By Steve Holland and Jarrett Renshaw
ON BOARD AIR FORCE ONE (Reuters) – U.S. President Joe Biden will seek to reduce direct contact, such as shaking hands, during his visit to Israel and Saudi Arabia this week because of COVID-19 risks, White House officials said on Wednesday.
The apparent shift in policy comes as the White House was facing questions about whether Biden would be photographed shaking hands or meeting Saudi Crown Prince Mohammed bin Salman.
Biden departed for Israel late on Tuesday after spending part of the late afternoon and early evening shaking multiple hands on the White House South Lawn during a congressional picnic.
Biden, who called the Saudi government a “pariah” for its role in the 2018 murder of Washington Post journalist and political opponent Jamal Khashoggi, is reluctantly meeting the crown prince, who U.S. intelligence believe was behind the killing, during his stop in Saudi Arabia.
“We’re in a phase of the pandemic now where we are seeking to reduce contact and to increase masking … to minimize spread,” U.S. national security adviser Jake Sullivan told reporters on Air Force One.
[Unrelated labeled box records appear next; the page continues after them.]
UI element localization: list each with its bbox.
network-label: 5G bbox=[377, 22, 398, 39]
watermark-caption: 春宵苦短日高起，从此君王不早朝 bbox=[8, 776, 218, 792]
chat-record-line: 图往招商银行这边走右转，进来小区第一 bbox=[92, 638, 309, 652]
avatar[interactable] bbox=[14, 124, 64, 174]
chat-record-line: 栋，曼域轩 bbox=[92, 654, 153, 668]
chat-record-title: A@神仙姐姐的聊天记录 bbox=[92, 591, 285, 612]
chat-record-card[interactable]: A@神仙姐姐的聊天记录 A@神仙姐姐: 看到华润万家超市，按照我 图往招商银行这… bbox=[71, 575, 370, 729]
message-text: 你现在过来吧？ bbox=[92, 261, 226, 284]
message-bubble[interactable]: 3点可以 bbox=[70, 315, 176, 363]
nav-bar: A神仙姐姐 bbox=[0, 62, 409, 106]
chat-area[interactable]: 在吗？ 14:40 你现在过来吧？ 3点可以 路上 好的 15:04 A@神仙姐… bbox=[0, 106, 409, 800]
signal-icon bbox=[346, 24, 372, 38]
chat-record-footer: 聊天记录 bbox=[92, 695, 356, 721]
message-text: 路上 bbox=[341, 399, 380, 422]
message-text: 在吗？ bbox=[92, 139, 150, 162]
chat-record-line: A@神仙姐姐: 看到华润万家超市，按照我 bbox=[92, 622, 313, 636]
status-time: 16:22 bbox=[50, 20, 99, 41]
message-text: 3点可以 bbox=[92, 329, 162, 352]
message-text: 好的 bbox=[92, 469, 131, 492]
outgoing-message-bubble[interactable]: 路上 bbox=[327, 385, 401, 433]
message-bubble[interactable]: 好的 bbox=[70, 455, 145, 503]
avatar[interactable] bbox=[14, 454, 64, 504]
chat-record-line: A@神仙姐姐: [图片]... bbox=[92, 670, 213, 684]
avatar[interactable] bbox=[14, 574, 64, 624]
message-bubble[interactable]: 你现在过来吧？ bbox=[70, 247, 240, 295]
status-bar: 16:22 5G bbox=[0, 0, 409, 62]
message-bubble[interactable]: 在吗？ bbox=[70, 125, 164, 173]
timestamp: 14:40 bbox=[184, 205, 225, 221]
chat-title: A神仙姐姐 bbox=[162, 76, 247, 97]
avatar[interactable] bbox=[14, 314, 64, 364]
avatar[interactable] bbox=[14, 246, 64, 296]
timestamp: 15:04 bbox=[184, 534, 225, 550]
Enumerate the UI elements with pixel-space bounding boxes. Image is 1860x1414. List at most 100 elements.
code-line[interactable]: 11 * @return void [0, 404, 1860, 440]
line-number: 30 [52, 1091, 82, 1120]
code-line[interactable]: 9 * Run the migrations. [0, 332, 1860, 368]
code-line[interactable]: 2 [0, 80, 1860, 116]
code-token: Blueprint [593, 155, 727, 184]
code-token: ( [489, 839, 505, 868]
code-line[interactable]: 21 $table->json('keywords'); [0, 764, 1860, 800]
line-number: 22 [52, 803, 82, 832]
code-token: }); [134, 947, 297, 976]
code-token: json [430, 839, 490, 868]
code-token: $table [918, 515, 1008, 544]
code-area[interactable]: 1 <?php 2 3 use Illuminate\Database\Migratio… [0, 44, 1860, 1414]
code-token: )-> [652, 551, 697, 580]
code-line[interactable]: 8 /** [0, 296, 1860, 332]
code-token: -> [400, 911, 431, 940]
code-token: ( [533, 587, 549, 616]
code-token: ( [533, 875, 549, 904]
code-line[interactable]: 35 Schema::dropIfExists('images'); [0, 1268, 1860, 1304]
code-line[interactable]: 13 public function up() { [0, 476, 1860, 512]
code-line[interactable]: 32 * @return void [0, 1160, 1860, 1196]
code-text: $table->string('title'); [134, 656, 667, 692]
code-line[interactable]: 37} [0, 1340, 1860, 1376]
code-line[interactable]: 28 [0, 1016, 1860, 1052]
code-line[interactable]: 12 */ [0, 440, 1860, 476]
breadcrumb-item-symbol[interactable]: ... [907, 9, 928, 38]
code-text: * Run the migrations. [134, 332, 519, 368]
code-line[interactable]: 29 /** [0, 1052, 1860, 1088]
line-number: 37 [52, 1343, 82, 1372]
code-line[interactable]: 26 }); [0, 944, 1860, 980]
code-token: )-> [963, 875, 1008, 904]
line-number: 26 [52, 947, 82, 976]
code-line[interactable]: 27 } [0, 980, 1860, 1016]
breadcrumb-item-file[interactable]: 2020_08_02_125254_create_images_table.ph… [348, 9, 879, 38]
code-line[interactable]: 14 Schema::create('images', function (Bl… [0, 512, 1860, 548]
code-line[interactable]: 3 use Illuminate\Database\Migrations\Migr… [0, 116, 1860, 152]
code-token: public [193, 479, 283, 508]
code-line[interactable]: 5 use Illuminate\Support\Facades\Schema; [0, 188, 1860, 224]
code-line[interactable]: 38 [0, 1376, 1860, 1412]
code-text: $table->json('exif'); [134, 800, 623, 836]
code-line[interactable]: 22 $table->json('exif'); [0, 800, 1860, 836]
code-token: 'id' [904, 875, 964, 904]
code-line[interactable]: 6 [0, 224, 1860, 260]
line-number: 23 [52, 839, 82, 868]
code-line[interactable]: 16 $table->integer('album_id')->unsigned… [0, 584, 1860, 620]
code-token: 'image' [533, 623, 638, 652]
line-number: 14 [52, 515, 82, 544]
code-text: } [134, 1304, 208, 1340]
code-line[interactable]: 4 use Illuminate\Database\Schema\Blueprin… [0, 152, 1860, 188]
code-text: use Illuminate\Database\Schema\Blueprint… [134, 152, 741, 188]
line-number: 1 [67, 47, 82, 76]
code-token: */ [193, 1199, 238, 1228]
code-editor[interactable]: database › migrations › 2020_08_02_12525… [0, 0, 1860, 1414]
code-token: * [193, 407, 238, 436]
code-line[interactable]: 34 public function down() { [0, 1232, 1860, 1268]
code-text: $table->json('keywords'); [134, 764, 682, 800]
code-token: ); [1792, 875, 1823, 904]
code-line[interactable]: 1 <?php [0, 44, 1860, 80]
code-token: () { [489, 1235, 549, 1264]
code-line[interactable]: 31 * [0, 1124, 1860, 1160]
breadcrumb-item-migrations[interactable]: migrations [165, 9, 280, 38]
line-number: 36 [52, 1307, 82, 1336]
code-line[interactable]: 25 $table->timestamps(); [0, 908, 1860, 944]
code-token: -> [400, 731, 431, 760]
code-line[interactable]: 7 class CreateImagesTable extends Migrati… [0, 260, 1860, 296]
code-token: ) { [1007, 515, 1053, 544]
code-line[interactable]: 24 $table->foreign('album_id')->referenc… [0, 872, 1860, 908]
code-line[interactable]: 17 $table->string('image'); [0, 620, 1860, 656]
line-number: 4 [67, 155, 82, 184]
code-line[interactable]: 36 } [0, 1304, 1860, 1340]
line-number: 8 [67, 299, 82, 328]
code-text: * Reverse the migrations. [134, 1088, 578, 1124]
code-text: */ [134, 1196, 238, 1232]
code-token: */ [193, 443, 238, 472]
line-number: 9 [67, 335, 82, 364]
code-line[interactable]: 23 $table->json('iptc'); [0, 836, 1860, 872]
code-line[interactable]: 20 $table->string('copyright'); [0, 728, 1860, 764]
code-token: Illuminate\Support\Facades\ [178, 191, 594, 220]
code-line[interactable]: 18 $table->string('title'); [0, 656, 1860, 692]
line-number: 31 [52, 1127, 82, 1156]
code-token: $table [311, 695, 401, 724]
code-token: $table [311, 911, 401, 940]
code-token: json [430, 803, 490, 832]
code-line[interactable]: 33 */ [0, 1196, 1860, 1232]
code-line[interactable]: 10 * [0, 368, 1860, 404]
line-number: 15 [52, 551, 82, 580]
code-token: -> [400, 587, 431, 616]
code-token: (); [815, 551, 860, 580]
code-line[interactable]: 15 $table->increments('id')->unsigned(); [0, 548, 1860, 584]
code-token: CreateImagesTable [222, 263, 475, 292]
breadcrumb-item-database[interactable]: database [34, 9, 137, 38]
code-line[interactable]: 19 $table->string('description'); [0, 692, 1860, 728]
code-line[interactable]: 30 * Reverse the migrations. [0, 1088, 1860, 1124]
“We’re trying to minimize contact as much as possible,” White House spokesperson Karine Jean-Pierre said.
The White House on Tuesday urged Americans over age 50 to get vaccination boosters against COVID-19 as the fast-spreading Omicron BA.5 subvariant takes hold across the United States and said doing so now would not preclude another shot this fall.
Biden will participate in a bilateral meeting with the king and the crown prince on Friday, but Biden in recent weeks has sought to emphasize the meeting with a broader set of Gulf leaders.
Jean-Pierre said no press conference was scheduled during Biden’s Saudi Arabia trip.